Les 9 et 10 septembre 2026, Paris accueille le premier sommet international de l’espace, réunissant chercheurs, dirigeants politiques et chefs d’entreprises de 120 pays, à l’exception de la Russie, de l’Iran et de la Corée du Nord. Ce sommet se concentre principalement sur les contrats, un enjeu crucial pour l’Europe qui aspire à maintenir sa position dans un secteur spatial en pleine industrialisation.
L’espace n’est plus considéré comme un secteur de niche. Selon un rapport de l’OCDE, il représente près de 600 milliards de dollars, presque autant que l’industrie des semi-conducteurs. Plus de 50 % des infrastructures mondiales, notamment dans les télécommunications et les transports, dépendent des satellites. Actuellement, 109 pays ont lancé des programmes spatiaux, mais seulement une dizaine d’acteurs dominent le marché des lancements en orbite. Les États-Unis et la Chine détiennent respectivement 55 % et 28 % des tirs, tandis que l’Europe ne représente que 2 %.

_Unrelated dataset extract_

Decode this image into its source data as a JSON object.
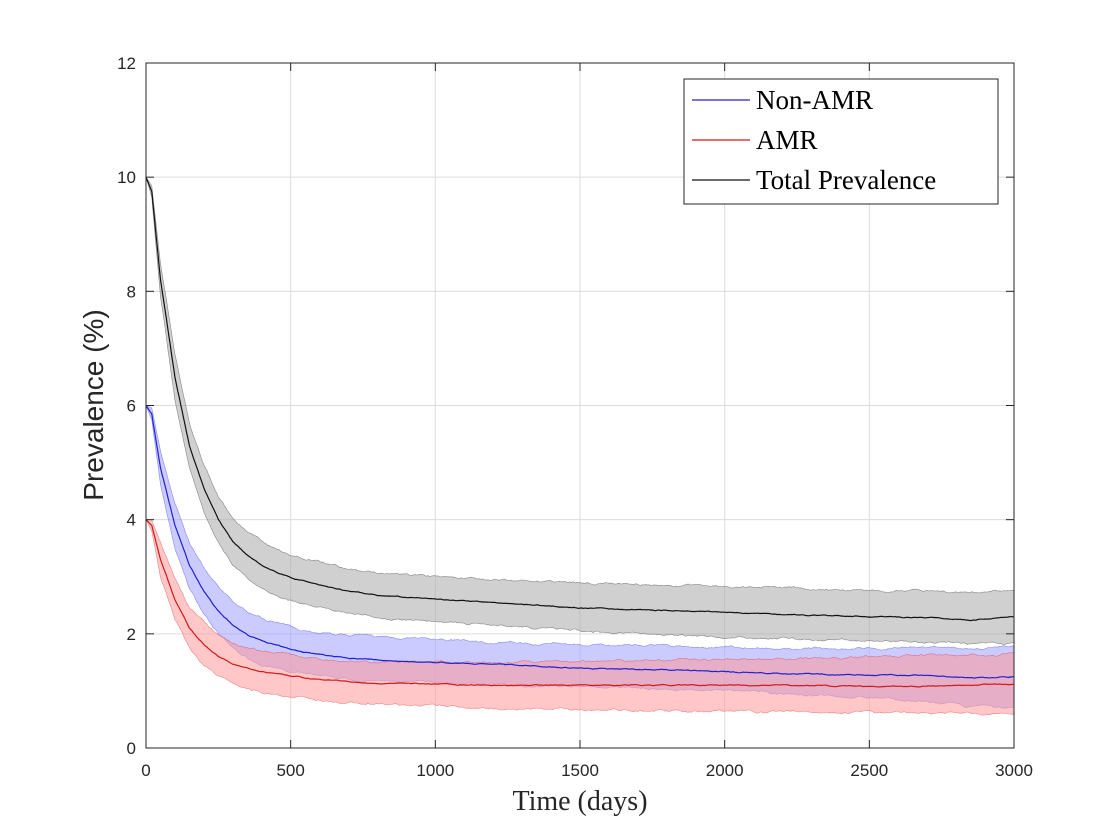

L’essor de SpaceX a profondément modifié le paysage spatial. Aujourd’hui, les opérateurs privés réalisent plus de 80 % des lancements, contre 20 % il y a 15 ans, avec SpaceX à lui seul réalisant 60 % des tirs. L’entreprise d’Elon Musk a également développé des lanceurs réutilisables, une capacité que l’Europe n’a pas encore atteinte.
Malgré cela, l’Europe demeure une puissance spatiale grâce à son excellence scientifique et technique. Des acteurs tels qu’ArianeGroup et des start-ups comme Isar Aerospace, qui a récemment effectué le lancement d’un mini-lanceur, illustrent cette dynamique. Claire Jolly, responsable du Forum Espace de l’OCDE, souligne que l’Europe maîtrise actuellement toute la chaîne de valeur, à l’exception du vol habité.
La demande publique, tant civile que militaire, reste un moteur essentiel. Bien que la start-up franco-allemande The Exploration Company ait levé 450 millions de dollars récemment, cela reste dérisoire face à la valorisation de SpaceX, qui atteint près de 2000 milliards de dollars. Les industriels européens insistent sur la nécessité de contrats garantis pour poursuivre leurs projets.
Sur le plan politique, des divisions subsistent en Europe. Des tensions se manifestent, par exemple, entre l’Allemand OHB et le projet de fusion d’Airbus avec Thales et Leonardo. Alors que la France soutient les lanceurs européens, l’Allemagne semble plus ouverte aux options américaines, ce qui a conduit à l’absence du chancelier Merz au sommet.
Face à ces défis, l’Europe doit se mobiliser pour renforcer sa position dans le secteur spatial et ne pas se laisser distancer par des acteurs comme SpaceX.